Comment avait-il pu ? Me faire ça ? A moi ? C'était un mec après tout. J'aurais dû me méfier dès que la passion nous avait enflammés. J'aurais dû me méfier de lui comme tout le monde m'avait toujours prévenue. L'amour peut faire mal. Si mal. Pourquoi ? Tant de questions qui restent sans réponses et qui polluent mon esprit. J'ai mal et je me sens seule. Lancée à 100km/h sur ces routes de campagne, je vois le paysage qui défile alors que les lueurs nocturnes commencent à faire leurs apparitions. Il est tard mais je n'ai pas eu le courage jusque maintenant de me lever de mon lit.

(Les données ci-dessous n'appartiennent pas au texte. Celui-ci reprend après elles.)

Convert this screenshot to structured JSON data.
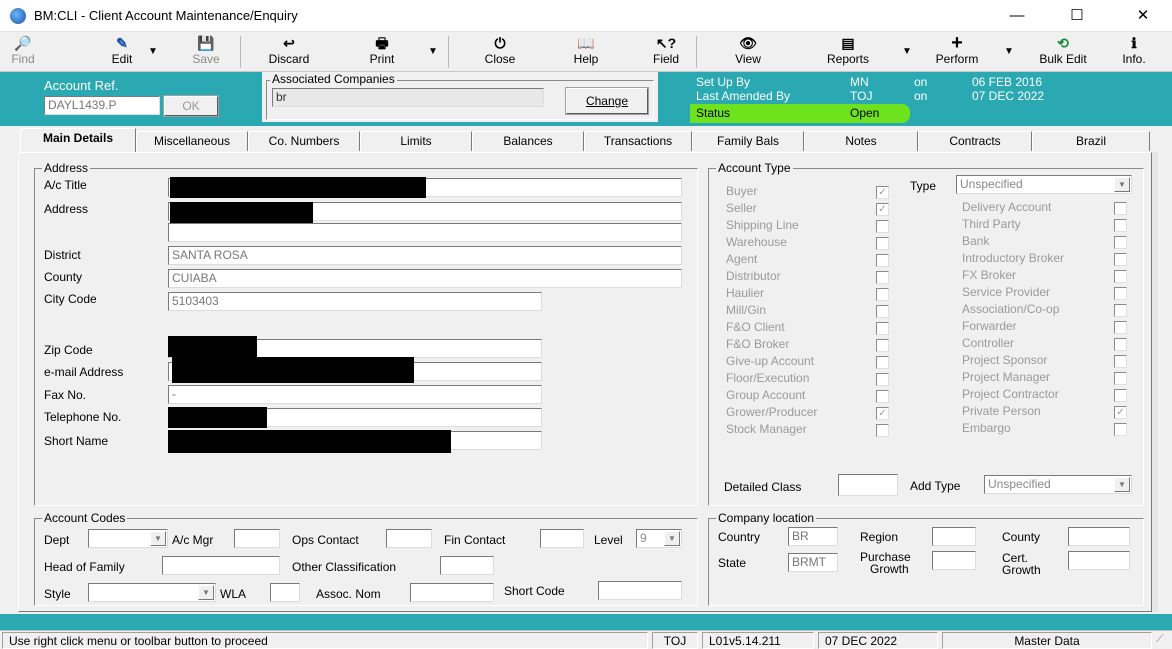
{
  "window": {
    "title": "BM:CLI - Client Account Maintenance/Enquiry",
    "minimize": "—",
    "maximize": "☐",
    "close": "✕"
  },
  "toolbar": [
    {
      "id": "find",
      "label": "Find",
      "icon": "🔎",
      "disabled": true
    },
    {
      "id": "edit",
      "label": "Edit",
      "icon": "✎",
      "disabled": false
    },
    {
      "id": "save",
      "label": "Save",
      "icon": "💾",
      "disabled": true
    },
    {
      "id": "discard",
      "label": "Discard",
      "icon": "↩",
      "disabled": false
    },
    {
      "id": "print",
      "label": "Print",
      "icon": "🖶",
      "disabled": false
    },
    {
      "id": "close",
      "label": "Close",
      "icon": "⏻",
      "disabled": false
    },
    {
      "id": "help",
      "label": "Help",
      "icon": "📖",
      "disabled": false
    },
    {
      "id": "field",
      "label": "Field",
      "icon": "↖?",
      "disabled": false
    },
    {
      "id": "view",
      "label": "View",
      "icon": "👁",
      "disabled": false
    },
    {
      "id": "reports",
      "label": "Reports",
      "icon": "▤",
      "disabled": false
    },
    {
      "id": "perform",
      "label": "Perform",
      "icon": "+",
      "disabled": false
    },
    {
      "id": "bulk_edit",
      "label": "Bulk Edit",
      "icon": "⟲",
      "disabled": false
    },
    {
      "id": "info",
      "label": "Info.",
      "icon": "ℹ",
      "disabled": false
    }
  ],
  "header": {
    "account_ref_label": "Account Ref.",
    "account_ref_value": "DAYL1439.P",
    "ok_label": "OK",
    "associated_companies_label": "Associated Companies",
    "associated_companies_value": "br",
    "change_label": "Change",
    "set_up_by_label": "Set Up By",
    "set_up_by_value": "MN",
    "set_up_on": "on",
    "set_up_date": "06 FEB 2016",
    "last_amended_label": "Last Amended By",
    "last_amended_value": "TOJ",
    "last_amended_on": "on",
    "last_amended_date": "07 DEC 2022",
    "status_label": "Status",
    "status_value": "Open"
  },
  "tabs": [
    "Main Details",
    "Miscellaneous",
    "Co. Numbers",
    "Limits",
    "Balances",
    "Transactions",
    "Family Bals",
    "Notes",
    "Contracts",
    "Brazil"
  ],
  "address": {
    "group_label": "Address",
    "ac_title_label": "A/c Title",
    "address_label": "Address",
    "district_label": "District",
    "district_value": "SANTA ROSA",
    "county_label": "County",
    "county_value": "CUIABA",
    "city_code_label": "City Code",
    "city_code_value": "5103403",
    "zip_label": "Zip Code",
    "email_label": "e-mail Address",
    "fax_label": "Fax No.",
    "fax_value": "-",
    "tel_label": "Telephone No.",
    "short_name_label": "Short Name"
  },
  "account_type": {
    "group_label": "Account Type",
    "type_label": "Type",
    "type_value": "Unspecified",
    "left": [
      {
        "label": "Buyer",
        "checked": true
      },
      {
        "label": "Seller",
        "checked": true
      },
      {
        "label": "Shipping Line",
        "checked": false
      },
      {
        "label": "Warehouse",
        "checked": false
      },
      {
        "label": "Agent",
        "checked": false
      },
      {
        "label": "Distributor",
        "checked": false
      },
      {
        "label": "Haulier",
        "checked": false
      },
      {
        "label": "Mill/Gin",
        "checked": false
      },
      {
        "label": "F&O Client",
        "checked": false
      },
      {
        "label": "F&O Broker",
        "checked": false
      },
      {
        "label": "Give-up Account",
        "checked": false
      },
      {
        "label": "Floor/Execution",
        "checked": false
      },
      {
        "label": "Group Account",
        "checked": false
      },
      {
        "label": "Grower/Producer",
        "checked": true
      },
      {
        "label": "Stock Manager",
        "checked": false
      }
    ],
    "right": [
      {
        "label": "Delivery Account",
        "checked": false
      },
      {
        "label": "Third Party",
        "checked": false
      },
      {
        "label": "Bank",
        "checked": false
      },
      {
        "label": "Introductory Broker",
        "checked": false
      },
      {
        "label": "FX Broker",
        "checked": false
      },
      {
        "label": "Service Provider",
        "checked": false
      },
      {
        "label": "Association/Co-op",
        "checked": false
      },
      {
        "label": "Forwarder",
        "checked": false
      },
      {
        "label": "Controller",
        "checked": false
      },
      {
        "label": "Project Sponsor",
        "checked": false
      },
      {
        "label": "Project Manager",
        "checked": false
      },
      {
        "label": "Project Contractor",
        "checked": false
      },
      {
        "label": "Private Person",
        "checked": true
      },
      {
        "label": "Embargo",
        "checked": false
      }
    ],
    "detailed_class_label": "Detailed Class",
    "add_type_label": "Add Type",
    "add_type_value": "Unspecified"
  },
  "account_codes": {
    "group_label": "Account Codes",
    "dept_label": "Dept",
    "ac_mgr_label": "A/c Mgr",
    "ops_contact_label": "Ops Contact",
    "fin_contact_label": "Fin Contact",
    "level_label": "Level",
    "level_value": "9",
    "head_family_label": "Head of Family",
    "other_class_label": "Other Classification",
    "style_label": "Style",
    "wla_label": "WLA",
    "assoc_nom_label": "Assoc. Nom",
    "short_code_label": "Short Code"
  },
  "company_location": {
    "group_label": "Company location",
    "country_label": "Country",
    "country_value": "BR",
    "region_label": "Region",
    "county_label": "County",
    "state_label": "State",
    "state_value": "BRMT",
    "purchase_growth_label_1": "Purchase",
    "purchase_growth_label_2": "Growth",
    "cert_growth_label_1": "Cert.",
    "cert_growth_label_2": "Growth"
  },
  "statusbar": {
    "message": "Use right click menu or toolbar button to proceed",
    "user": "TOJ",
    "version": "L01v5.14.211",
    "date": "07 DEC 2022",
    "module": "Master Data"
  }
}
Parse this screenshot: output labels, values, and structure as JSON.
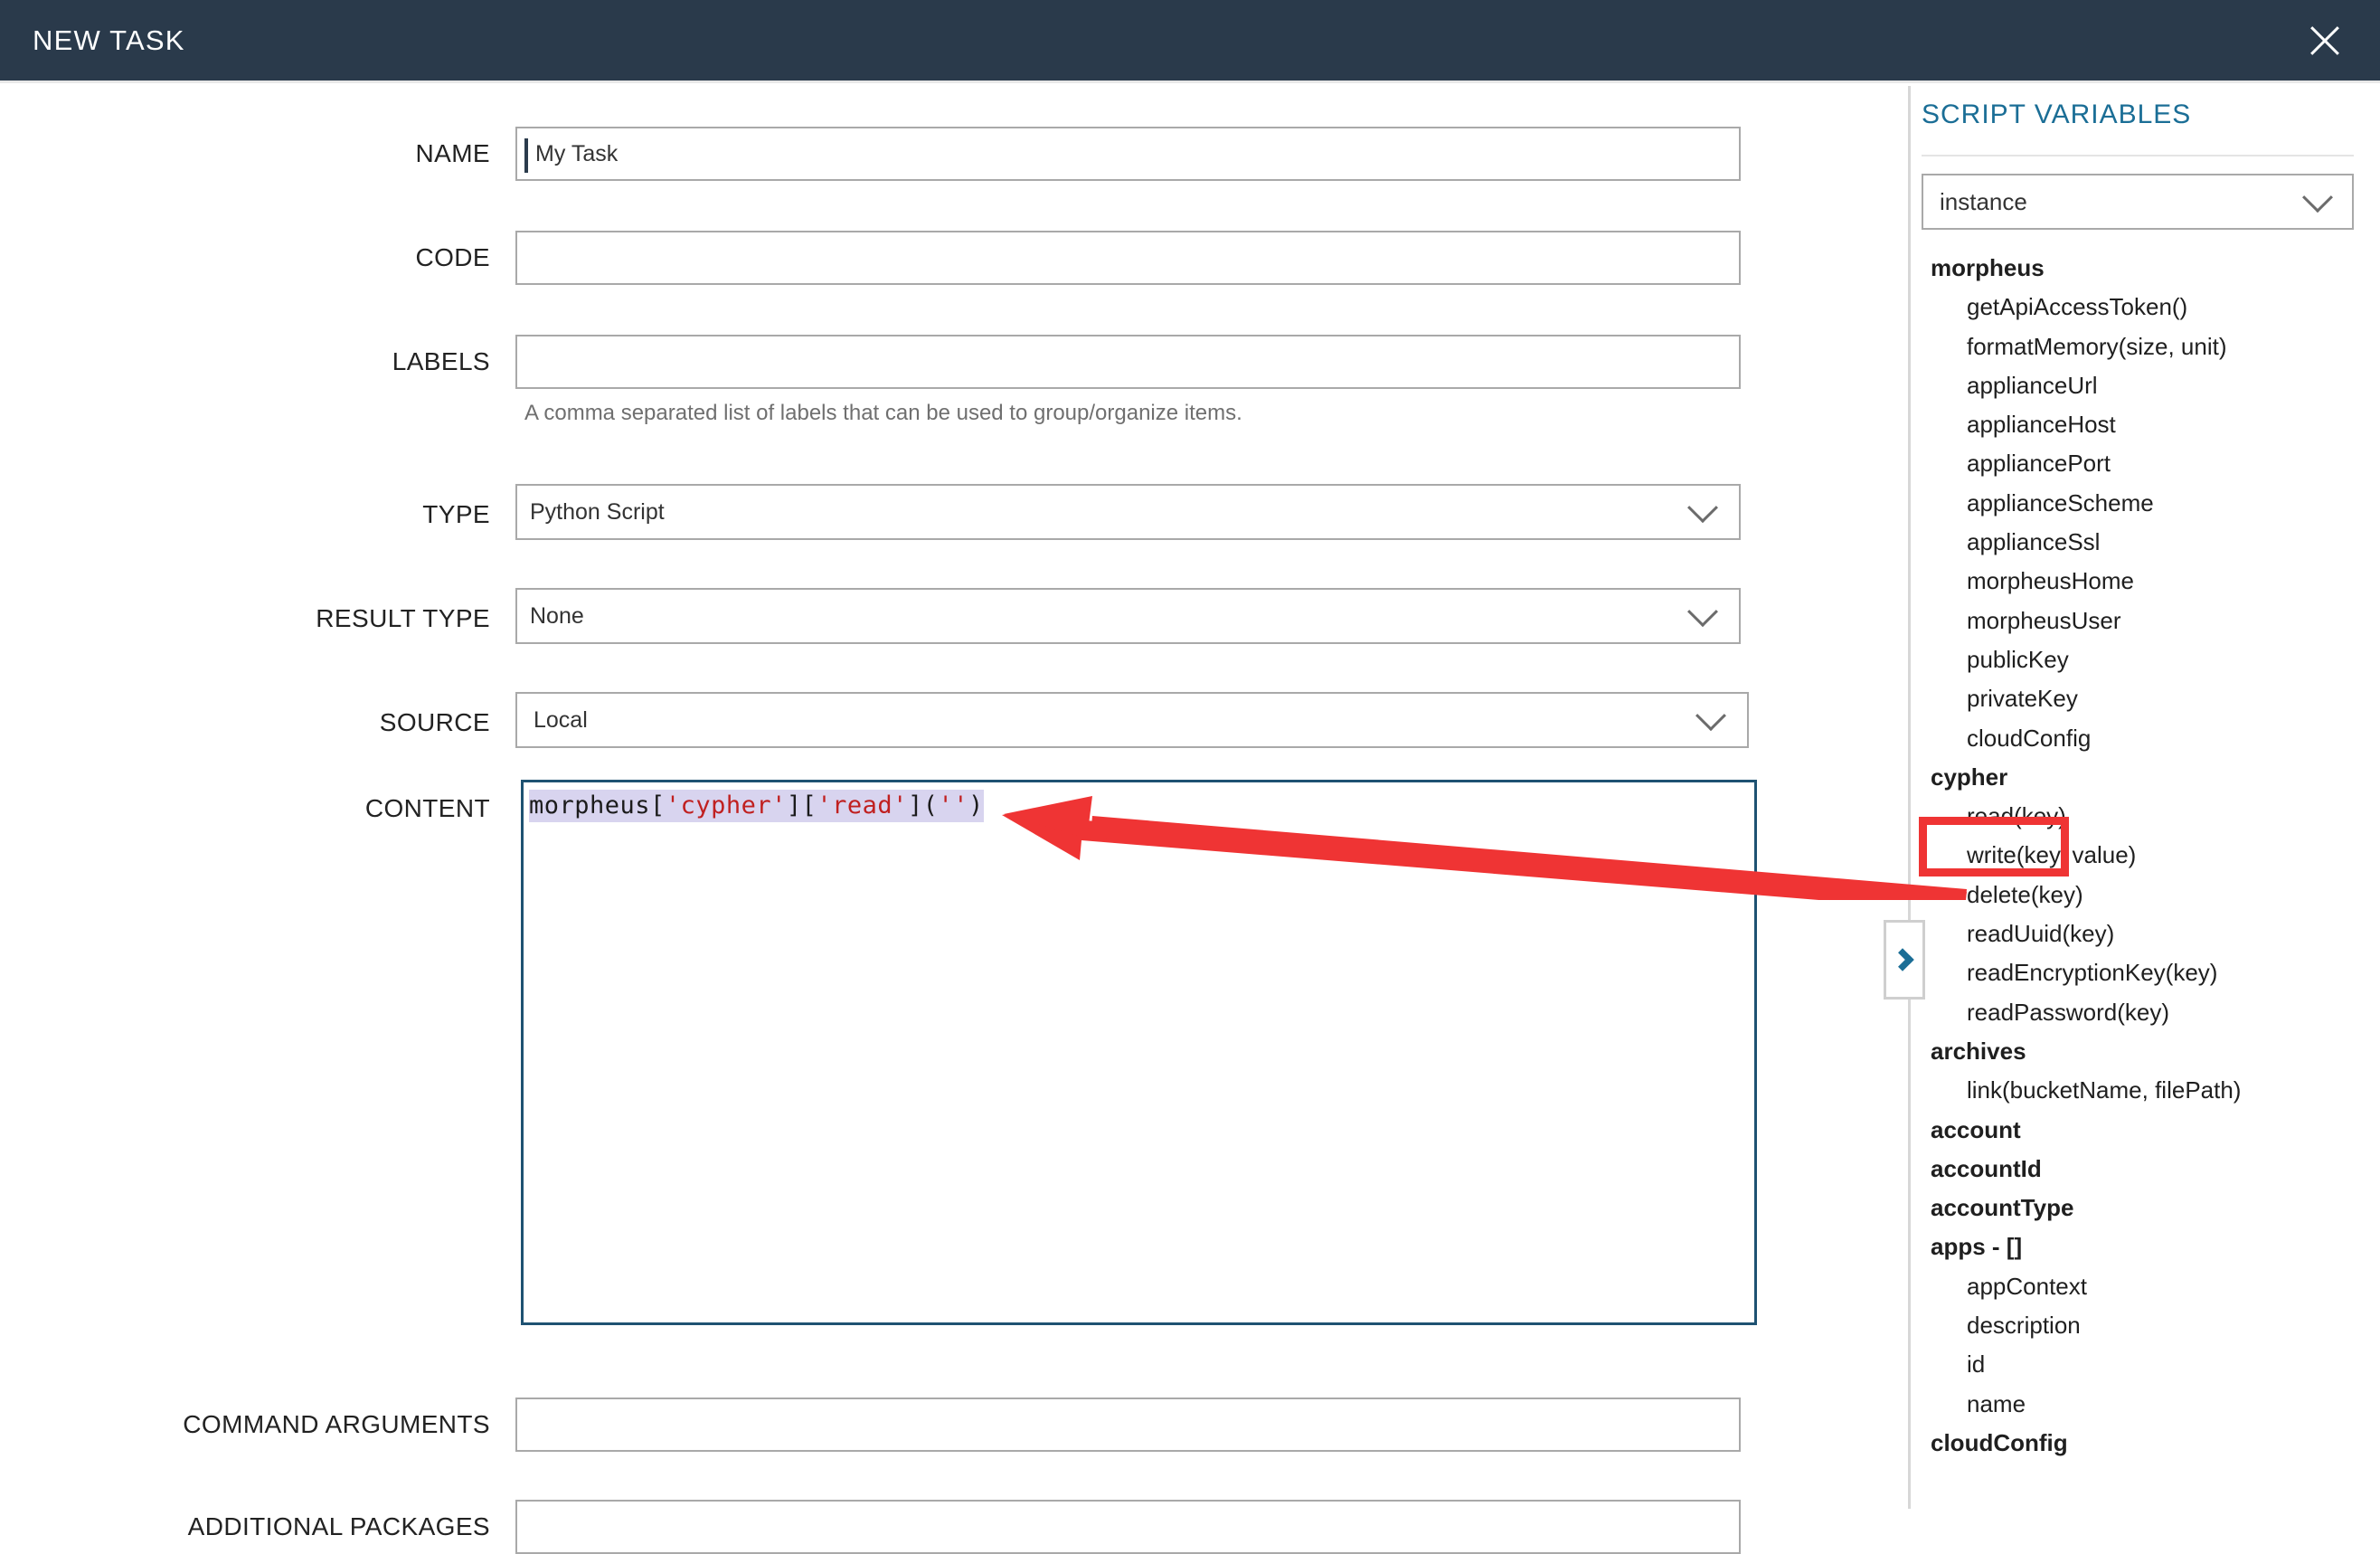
{
  "header": {
    "title": "NEW TASK",
    "close_icon": "close-icon"
  },
  "form": {
    "fields": [
      {
        "label": "NAME",
        "value": "My Task",
        "has_caret": true
      },
      {
        "label": "CODE",
        "value": "",
        "has_caret": false
      },
      {
        "label": "LABELS",
        "value": "",
        "has_caret": false
      }
    ],
    "labels_hint": "A comma separated list of labels that can be used to group/organize items.",
    "selects": [
      {
        "label": "TYPE",
        "value": "Python Script",
        "has_caret": false
      },
      {
        "label": "RESULT TYPE",
        "value": "None",
        "has_caret": false
      },
      {
        "label": "SOURCE",
        "value": "Local",
        "has_caret": true
      }
    ],
    "content": {
      "label": "CONTENT",
      "code_tokens": [
        {
          "t": "morpheus",
          "k": "plain"
        },
        {
          "t": "[",
          "k": "plain"
        },
        {
          "t": "'cypher'",
          "k": "str"
        },
        {
          "t": "]",
          "k": "plain"
        },
        {
          "t": "[",
          "k": "plain"
        },
        {
          "t": "'read'",
          "k": "str"
        },
        {
          "t": "]",
          "k": "plain"
        },
        {
          "t": "(",
          "k": "plain"
        },
        {
          "t": "''",
          "k": "str"
        },
        {
          "t": ")",
          "k": "plain"
        }
      ],
      "code_text": "morpheus['cypher']['read']('')"
    },
    "command_arguments": {
      "label": "COMMAND ARGUMENTS",
      "value": ""
    },
    "additional_packages": {
      "label": "ADDITIONAL PACKAGES",
      "value": ""
    }
  },
  "sidebar": {
    "title": "SCRIPT VARIABLES",
    "context_select": {
      "value": "instance",
      "icon": "chevron-down-icon"
    },
    "collapse_handle_icon": "chevron-right-icon",
    "variables": [
      {
        "name": "morpheus",
        "level": "group"
      },
      {
        "name": "getApiAccessToken()",
        "level": "child"
      },
      {
        "name": "formatMemory(size, unit)",
        "level": "child"
      },
      {
        "name": "applianceUrl",
        "level": "child"
      },
      {
        "name": "applianceHost",
        "level": "child"
      },
      {
        "name": "appliancePort",
        "level": "child"
      },
      {
        "name": "applianceScheme",
        "level": "child"
      },
      {
        "name": "applianceSsl",
        "level": "child"
      },
      {
        "name": "morpheusHome",
        "level": "child"
      },
      {
        "name": "morpheusUser",
        "level": "child"
      },
      {
        "name": "publicKey",
        "level": "child"
      },
      {
        "name": "privateKey",
        "level": "child"
      },
      {
        "name": "cloudConfig",
        "level": "child"
      },
      {
        "name": "cypher",
        "level": "group"
      },
      {
        "name": "read(key)",
        "level": "child"
      },
      {
        "name": "write(key, value)",
        "level": "child"
      },
      {
        "name": "delete(key)",
        "level": "child"
      },
      {
        "name": "readUuid(key)",
        "level": "child"
      },
      {
        "name": "readEncryptionKey(key)",
        "level": "child"
      },
      {
        "name": "readPassword(key)",
        "level": "child"
      },
      {
        "name": "archives",
        "level": "group"
      },
      {
        "name": "link(bucketName, filePath)",
        "level": "child"
      },
      {
        "name": "account",
        "level": "group"
      },
      {
        "name": "accountId",
        "level": "group"
      },
      {
        "name": "accountType",
        "level": "group"
      },
      {
        "name": "apps - []",
        "level": "group"
      },
      {
        "name": "appContext",
        "level": "child"
      },
      {
        "name": "description",
        "level": "child"
      },
      {
        "name": "id",
        "level": "child"
      },
      {
        "name": "name",
        "level": "child"
      },
      {
        "name": "cloudConfig",
        "level": "group"
      }
    ]
  },
  "annotations": {
    "highlight_color": "#ef3434",
    "highlight_target": "read(key)",
    "arrow_from": "read(key)",
    "arrow_to": "morpheus['cypher']['read']('')"
  }
}
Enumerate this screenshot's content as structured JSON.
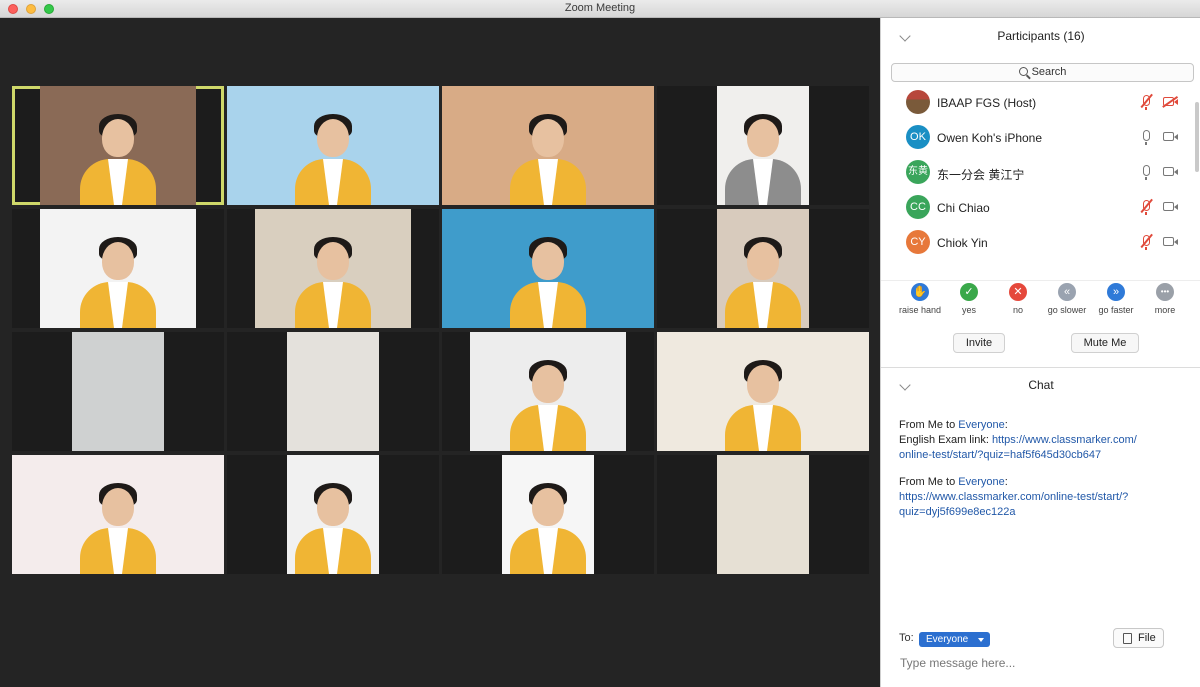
{
  "window": {
    "title": "Zoom Meeting"
  },
  "gallery": [
    {
      "bg": "#8a6a56",
      "framing": "pillar",
      "person": true,
      "active": true
    },
    {
      "bg": "#a9d3ec",
      "framing": "full",
      "person": true
    },
    {
      "bg": "#d8ab86",
      "framing": "full",
      "person": true
    },
    {
      "bg": "#f0efed",
      "framing": "pillar-n",
      "person": true,
      "outfit": "#8d8d8d"
    },
    {
      "bg": "#f3f3f3",
      "framing": "pillar",
      "person": true
    },
    {
      "bg": "#d9cfbf",
      "framing": "pillar",
      "person": true
    },
    {
      "bg": "#3f9ccb",
      "framing": "full",
      "person": true
    },
    {
      "bg": "#d8cbbd",
      "framing": "pillar-n",
      "person": true
    },
    {
      "bg": "#cfd1d1",
      "framing": "pillar-n",
      "person": false
    },
    {
      "bg": "#e4e1dc",
      "framing": "pillar-n",
      "person": false
    },
    {
      "bg": "#ededed",
      "framing": "pillar",
      "person": true
    },
    {
      "bg": "#efe9df",
      "framing": "full",
      "person": true
    },
    {
      "bg": "#f4ecec",
      "framing": "full",
      "person": true
    },
    {
      "bg": "#f1f1f1",
      "framing": "pillar-n",
      "person": true
    },
    {
      "bg": "#f6f6f6",
      "framing": "pillar-n",
      "person": true
    },
    {
      "bg": "#e6e0d4",
      "framing": "pillar-n",
      "person": false
    }
  ],
  "participants": {
    "title": "Participants (16)",
    "search_placeholder": "Search",
    "list": [
      {
        "initials": "",
        "name": "IBAAP FGS (Host)",
        "color": "",
        "mic_muted": true,
        "video_off": true
      },
      {
        "initials": "OK",
        "name": "Owen Koh's iPhone",
        "color": "#1a8fc4",
        "mic_muted": false,
        "video_off": false
      },
      {
        "initials": "东黄",
        "name": "东一分会 黄江宁",
        "color": "#3aa55b",
        "mic_muted": false,
        "video_off": false
      },
      {
        "initials": "CC",
        "name": "Chi Chiao",
        "color": "#3aa55b",
        "mic_muted": true,
        "video_off": false
      },
      {
        "initials": "CY",
        "name": "Chiok Yin",
        "color": "#e7783a",
        "mic_muted": true,
        "video_off": false
      }
    ],
    "reactions": [
      {
        "label": "raise hand",
        "icon": "raise-hand-icon",
        "glyph": "✋",
        "color": "#2f7ad8"
      },
      {
        "label": "yes",
        "icon": "yes-check-icon",
        "glyph": "✓",
        "color": "#3aa84a"
      },
      {
        "label": "no",
        "icon": "no-x-icon",
        "glyph": "✕",
        "color": "#e5483b"
      },
      {
        "label": "go slower",
        "icon": "go-slower-icon",
        "glyph": "«",
        "color": "#9aa3b0"
      },
      {
        "label": "go faster",
        "icon": "go-faster-icon",
        "glyph": "»",
        "color": "#2f7ad8"
      },
      {
        "label": "more",
        "icon": "more-icon",
        "glyph": "•••",
        "color": "#9aa0a8"
      }
    ],
    "invite_label": "Invite",
    "mute_me_label": "Mute Me"
  },
  "chat": {
    "title": "Chat",
    "messages": [
      {
        "from_prefix": "From Me to ",
        "recipient": "Everyone",
        "from_suffix": ":",
        "text": "English Exam link: ",
        "link_line1": "https://www.classmarker.com/",
        "link_line2": "online-test/start/?quiz=haf5f645d30cb647"
      },
      {
        "from_prefix": "From Me to ",
        "recipient": "Everyone",
        "from_suffix": ":",
        "link_line1": "https://www.classmarker.com/online-test/start/?",
        "link_line2": "quiz=dyj5f699e8ec122a"
      }
    ],
    "to_label": "To:",
    "to_value": "Everyone",
    "file_label": "File",
    "input_placeholder": "Type message here..."
  }
}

Cette photo me hante. Facebook quel réseau pourrit présent uniquement pour gâcher nos vies et nous rendre esclave. Qu'est-ce qui m'a pris d'aller sur le mur de cet homme que j'avais aimé pendant deux bonnes années et que j'avais quitté il y a seulement quelques semaines ? Quel pauvre imbécile ! Moi ou lui d'ailleurs ? Lui semblait alors mieux se tirer de notre rupture que moi. J'avais joué la fille forte, j'avais embrassé d'autres hommes le soir même après avoir mis fin à notre couple. Mais lui s'affichant avec une autre femme m'avait rendue folle et avait détruit cette image solide et imposante que je m'efforçais de créer.
Les paddocks rejoignirent alors mon champs de vision et je lâchai l'accélérateur. Les quelques chevaux qui broutaient, levèrent alors la tête au son du moteur et me regardèrent avant de retourner à leurs occupations. Un seul garda le port de tête en l'air et ses yeux noisettes se fixèrent avec attention sur la voiture. Je souris et des larmes coulèrent finalement sur mes joues. Je murmurai dans l'habitacle.
«Scarlet »Alors j'arrêtai complètement alors la voiture une fois cette dernière garée à l'orée de la barrière du pré. Je glissai à l'extérieur de l'engin et posai mes bras sur le bois. Je regardai l'alezan au bout du champs. Scarlet lui aussi continuait de me regarder. Je vis sa bouche mâchonner l'herbe qui lui restait et le soleil se couchait doucement derrière moi. Je refermais ma veste autour de mes épaules et inspira. Son indifférence me fit mal. J'avais tellement besoin d'une présence compatissante qui saurait m'écouter.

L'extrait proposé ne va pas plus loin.